Xが@musicハンドルを乗っ取ったことは、音楽活動の計画を示唆している

Xが@musicハンドルを乗っ取ったことは、音楽活動の計画を示唆している

以前はTwitterとして知られていた企業Xは、最近ソーシャルネットワーク上の@musicハンドルを買収したことで、音楽業界へのさらなる進出やアーティストやレーベルとのコラボレーションの計画を示唆しているようだ。

このアカウントは元々ソフトウェア開発者のジェレミー・ヴォート氏によって運営されており、彼は@musicアカウントのフォロワー数を約50万人にまで伸ばしました。ヴォート氏は先週、2007年の開設から16年を経てXがこのアカウントを乗っ取ったと怒りの投稿をしました。

「すごく腹が立つ」とヴォート氏はXに書き、Xが変更を知らせるメールのスクリーンショットを共有した。

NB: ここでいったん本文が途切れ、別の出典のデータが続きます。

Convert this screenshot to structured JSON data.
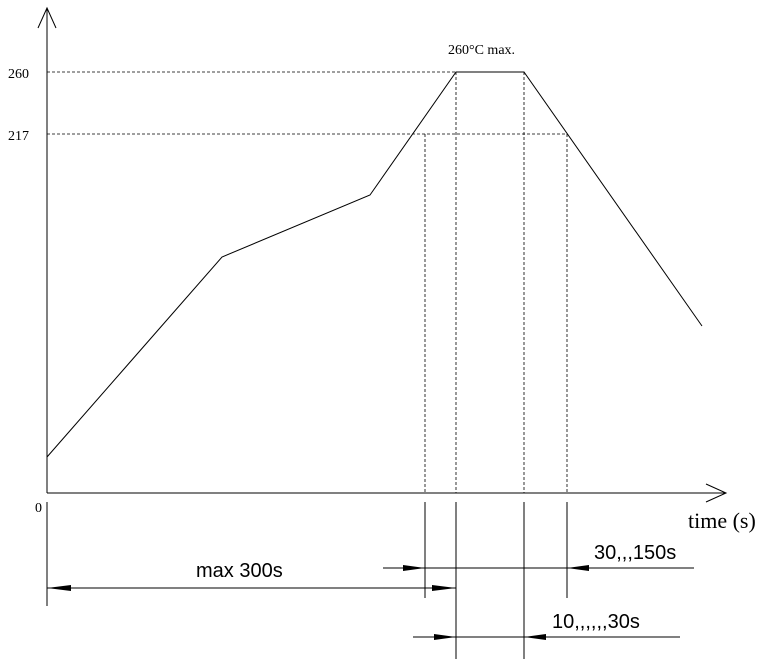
{
  "diagram": {
    "peak_label": "260°C max.",
    "y_tick_260": "260",
    "y_tick_217": "217",
    "origin_label": "0",
    "x_axis_label": "time (s)",
    "max_time_label": "max 300s",
    "above_liquidus_label": "30,,,150s",
    "peak_time_label": "10,,,,,,30s",
    "line_color": "#000000",
    "background_color": "#ffffff"
  }
}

16年前、@music を作って以来ずっと運営してきました。たった今、Twitter / X に奪われてしまいました。
本当に腹が立ちます pic.twitter.com/ctacWKY9js

— ジェレミー・ヴォート(@jeremyvaught)2023年8月3日

「アカウント@Musicに関連付けられているユーザーハンドルはX Corp.に所属することになります」と、XはVaught宛てのメールに説明していた。「それに伴い、あなたのユーザーハンドルは新しいユーザーハンドルに変更されます」と書かれていた。Xはまた、フォロワーやフォローリストを含むVaughtのデータを、彼が選んだ新しいアカウントに移管することも提案した。当時、そのデータは@musicfanに移管されていたが、Xは@musicmusic、@music123、@musicloverなど、他にも候補となるアカウントをいくつか提案した。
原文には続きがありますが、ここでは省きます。